MSCI’s broadest index of Asia-Pacific shares outside Japan fell 0.53%, Japan’s Nikkei dropped 1.9% and Chinese blue chips shed 0.4%

Asian shares retreated on Thursday in line with a global selloff, as markets were spooked by more aggressive comments from US policymakers about the need for tighter monetary policy, which also kept the dollar near a two-year peak.

MSCI’s broadest index of Asia-Pacific shares outside Japan fell 0.53% and Japan’s Nikkei dropped 1.9%.

The whole political and policy stance in the U.S. has shifted, and markets are starting to get that, said Redmond Wong, a market strategist at Saxo Markets Hong Kong. Attention has really moved towards quantitative tightening after all those Fed speakers and the minutes yesterday, and the objective is to tighten financial conditions and depress aggregate demand. I think the Fed is willing to accept some softness and wants to cool down the labour market, unlike in the past they wanted to protect it.

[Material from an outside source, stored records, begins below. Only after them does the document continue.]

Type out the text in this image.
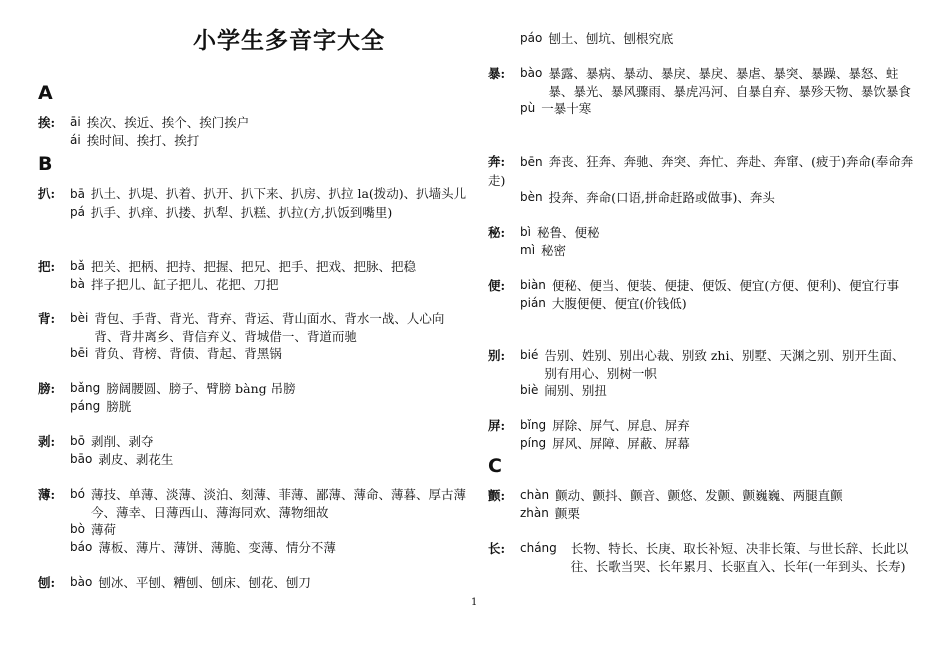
小学生多音字大全
A
挨:	āi 挨次、挨近、挨个、挨门挨户
ái 挨时间、挨打、挨打
B
扒: bā 扒土、扒堤、扒着、扒开、扒下来、扒房、扒拉 la(拨动)、扒墙头儿
pá 扒手、扒痒、扒搂、扒犁、扒糕、扒拉(方,扒饭到嘴里)
把:	bǎ 把关、把柄、把持、把握、把兄、把手、把戏、把脉、把稳
bà 拌子把儿、缸子把儿、花把、刀把
背:	bèi 背包、手背、背光、背弃、背运、背山面水、背水一战、人心向背、背井离乡、背信弃义、背城借一、背道而驰
bēi 背负、背榜、背债、背起、背黑锅
膀:	bǎng 膀阔腰圆、膀子、臂膀 bàng 吊膀
páng 膀胱
剥:	bō 剥削、剥夺
bāo 剥皮、剥花生
薄:	bó 薄技、单薄、淡薄、淡泊、刻薄、菲薄、鄙薄、薄命、薄暮、厚古薄今、薄幸、日薄西山、薄海同欢、薄物细故
bò 薄荷
báo 薄板、薄片、薄饼、薄脆、变薄、情分不薄
刨:	bào 刨冰、平刨、糟刨、刨床、刨花、刨刀
páo 刨土、刨坑、刨根究底
暴:	bào 暴露、暴病、暴动、暴戾、暴戾、暴虐、暴突、暴躁、暴怒、蛀暴、暴光、暴风骤雨、暴虎冯河、自暴自弃、暴殄天物、暴饮暴食
pù 一暴十寒
奔: bēn 奔丧、狂奔、奔驰、奔突、奔忙、奔赴、奔窜、(疲于)奔命(奉命奔走)
bèn 投奔、奔命(口语,拼命赶路或做事)、奔头
秘:	bì 秘鲁、便秘
mì 秘密
便:	biàn 便秘、便当、便装、便捷、便饭、便宜(方便、便利)、便宜行事
pián 大腹便便、便宜(价钱低)
别:	bié 告别、姓别、别出心裁、别致 zhi、别墅、天渊之别、别开生面、别有用心、别树一帜
biè 闹别、别扭
屏:	bǐng 屏除、屏气、屏息、屏弃
píng 屏风、屏障、屏蔽、屏幕
C
颤:	chàn 颤动、颤抖、颤音、颤悠、发颤、颤巍巍、两腿直颤
zhàn 颤栗
长:	cháng	长物、特长、长庚、取长补短、决非长策、与世长辞、长此以往、长歌当哭、长年累月、长驱直入、长年(一年到头、长寿)
1
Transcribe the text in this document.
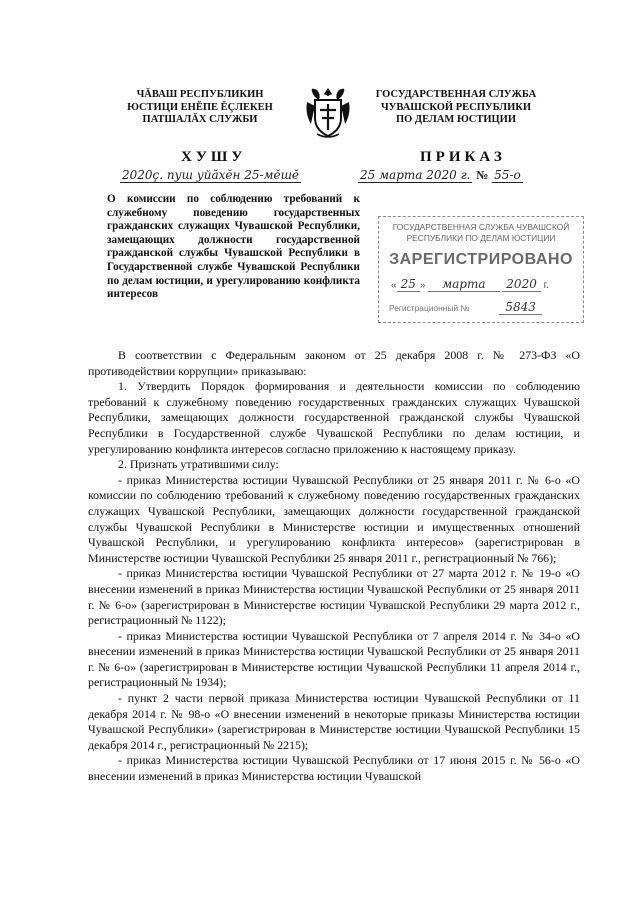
ЧĂВАШ РЕСПУБЛИКИН
ЮСТИЦИ ЕНĔПЕ ĔÇЛЕКЕН
ПАТШАЛĂХ СЛУЖБИ
ГОСУДАРСТВЕННАЯ СЛУЖБА
ЧУВАШСКОЙ РЕСПУБЛИКИ
ПО ДЕЛАМ ЮСТИЦИИ
ХУШУ	ПРИКАЗ
2020ç. пуш уйăхĕн 25-мĕшĕ	25 марта 2020 г. № 55-о
О комиссии по соблюдению требований к служебному поведению государственных гражданских служащих Чувашской Республики, замещающих должности государственной гражданской службы Чувашской Республики в Государственной службе Чувашской Республики по делам юстиции, и урегулированию конфликта интересов
ГОСУДАРСТВЕННАЯ СЛУЖБА ЧУВАШСКОЙ
РЕСПУБЛИКИ ПО ДЕЛАМ ЮСТИЦИИ
ЗАРЕГИСТРИРОВАНО
« 25 » марта 2020 г.
Регистрационный №	5843

В соответствии с Федеральным законом от 25 декабря 2008 г. № 273-ФЗ «О противодействии коррупции» приказываю:

1. Утвердить Порядок формирования и деятельности комиссии по соблюдению требований к служебному поведению государственных гражданских служащих Чувашской Республики, замещающих должности государственной гражданской службы Чувашской Республики в Государственной службе Чувашской Республики по делам юстиции, и урегулированию конфликта интересов согласно приложению к настоящему приказу.

2. Признать утратившими силу:

- приказ Министерства юстиции Чувашской Республики от 25 января 2011 г. № 6-о «О комиссии по соблюдению требований к служебному поведению государственных гражданских служащих Чувашской Республики, замещающих должности государственной гражданской службы Чувашской Республики в Министерстве юстиции и имущественных отношений Чувашской Республики, и урегулированию конфликта интересов» (зарегистрирован в Министерстве юстиции Чувашской Республики 25 января 2011 г., регистрационный № 766);

- приказ Министерства юстиции Чувашской Республики от 27 марта 2012 г. № 19-о «О внесении изменений в приказ Министерства юстиции Чувашской Республики от 25 января 2011 г. № 6-о» (зарегистрирован в Министерстве юстиции Чувашской Республики 29 марта 2012 г., регистрационный № 1122);

- приказ Министерства юстиции Чувашской Республики от 7 апреля 2014 г. № 34-о «О внесении изменений в приказ Министерства юстиции Чувашской Республики от 25 января 2011 г. № 6-о» (зарегистрирован в Министерстве юстиции Чувашской Республики 11 апреля 2014 г., регистрационный № 1934);

- пункт 2 части первой приказа Министерства юстиции Чувашской Республики от 11 декабря 2014 г. № 98-о «О внесении изменений в некоторые приказы Министерства юстиции Чувашской Республики» (зарегистрирован в Министерстве юстиции Чувашской Республики 15 декабря 2014 г., регистрационный № 2215);

- приказ Министерства юстиции Чувашской Республики от 17 июня 2015 г. № 56-о «О внесении изменений в приказ Министерства юстиции Чувашской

Minutes of the Fed’s March 15-16 meeting released Wednesday, showed deepening concern among policymakers that inflation had broadened through the economy. U.S. Federal Reserve Governor Lael Brainard said on Tuesday she expects rapid reductions to the central bank’s balance sheet.

Wong said that in the long run positive real interest rates would be good for the global economy, but in the medium term there would be a repricing of assets.

Overnight all three major U.S. benchmarks fell with the Nasdaq Composite worst hit, losing 2.22%. In Asia trade S&P 500 futures fell 0.26% and Nasdaq futures fell 0.22%.

Also on investors’ minds was the situation in China, which is grappling with a new outbreak of COVID-19.

Shanghai, currently under a city-wide lockdown, reported nearly 20,000 new cases on April 6 – the vast majority asymptomatic – the local government said on Thursday.

Chinese blue chips shed 0.4%, although the Hong Kong benchmark was flat, buoyed by mainland developers after local governments eased restrictions on the property sector.